Griffin hadn’t brought her to the mainland. He’d taken her right to the Source.

She swiveled back to him, her jaw working but no words coming out. Maybe there was nothing he could say that would prove his loyalty to her, but apparently there was something he could do.

Another dab at his split lip. “I tried to tell you. I—”

His pupils dilated. His eyebrows came together and he looked far past her shoulder. Just like the day in the canyon with the Queen’s prayer.

And that’s when the Son of Earth burst from the ground and attacked.

NINETEEN

No tree to possess this time. The Son of Earth unfurled from the ground in a tumble of lava rock, his black craggy body splitting away, reversing gravity as he grew taller and wider. The chunks of his arms shot out from his sides, his head coming together in a clatter of stones, fitting together in a horrifying puzzle. A small earthquake shook his lower half, and the massive chunk of rock severed down the middle, forming legs. The whole thing took less than two seconds.

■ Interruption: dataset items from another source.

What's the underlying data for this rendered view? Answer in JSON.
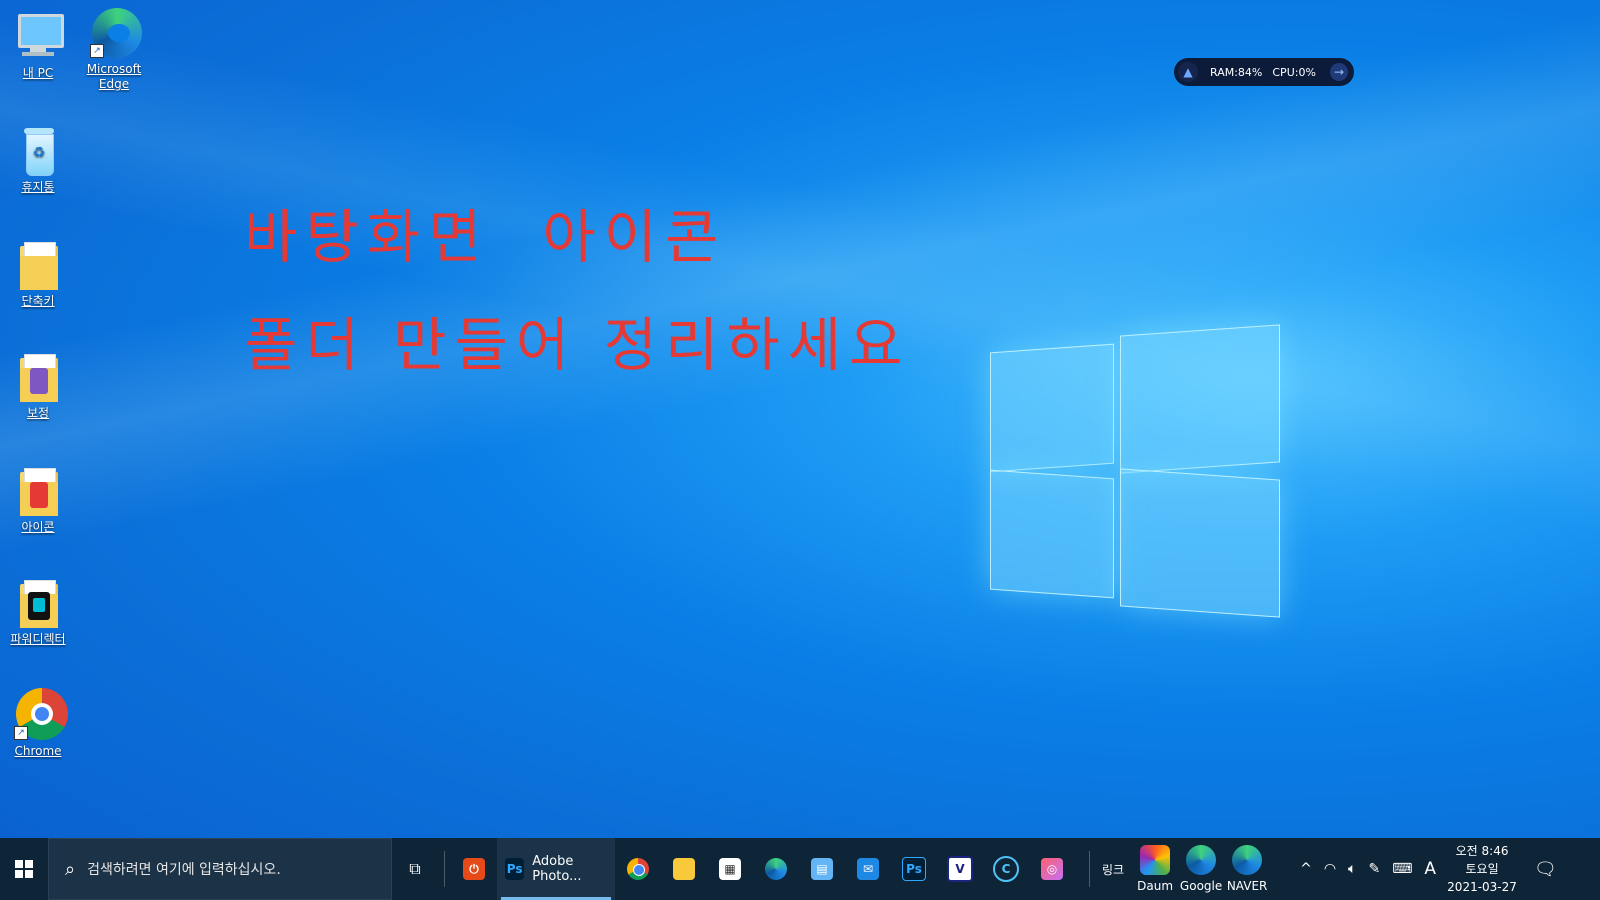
{
  "desktop": {
    "icons": [
      {
        "label": "내 PC",
        "icon": "pc-icon"
      },
      {
        "label": "Microsoft Edge",
        "icon": "edge-icon"
      },
      {
        "label": "휴지통",
        "icon": "recycle-bin-icon"
      },
      {
        "label": "단축키",
        "icon": "folder-icon"
      },
      {
        "label": "보정",
        "icon": "folder-icon"
      },
      {
        "label": "아이콘",
        "icon": "folder-icon"
      },
      {
        "label": "파워디렉터",
        "icon": "folder-icon"
      },
      {
        "label": "Chrome",
        "icon": "chrome-icon"
      }
    ],
    "overlay_line1": "바탕화면  아이콘",
    "overlay_line2": "폴더 만들어 정리하세요",
    "overlay_color": "#e53935"
  },
  "widget": {
    "ram": "RAM:84%",
    "cpu": "CPU:0%"
  },
  "taskbar": {
    "search_placeholder": "검색하려면 여기에 입력하십시오.",
    "running_app": "Adobe Photo...",
    "link_label": "링크",
    "links": [
      "Daum",
      "Google",
      "NAVER"
    ],
    "ime": "A",
    "clock": {
      "time": "오전 8:46",
      "day": "토요일",
      "date": "2021-03-27"
    }
  }
}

He took a pounding step toward Keko and Griffin. Then another. And then the fight began.

Griffin had been warned. He knew this was coming. He’d even agreed to this, to letting the Children have Keko if she got within reach of the Source, but even as he’d taken both their bodies over the cliff on the Big Island and plunged them into the ocean, he’d clung to the belief that he’d somehow find a way around Aya’s ultimatum.

He still believed he would, if only now because he had no other choice. It gave him something to fight for. Something worthy.

As Griffin rocked to his feet, Keko fanned out wide, wisely splitting the Son’s attention. If she could maneuver to the stoneman’s back, Griffin could attack from the front. Except that Keko never got that far, because the earth gave a giant lurch under the Son’s rocky feet, levering him into the air and arrowing his massive body right at her. At the same time, the earth below Griffin belched, throwing him airborne in the completely opposite direction.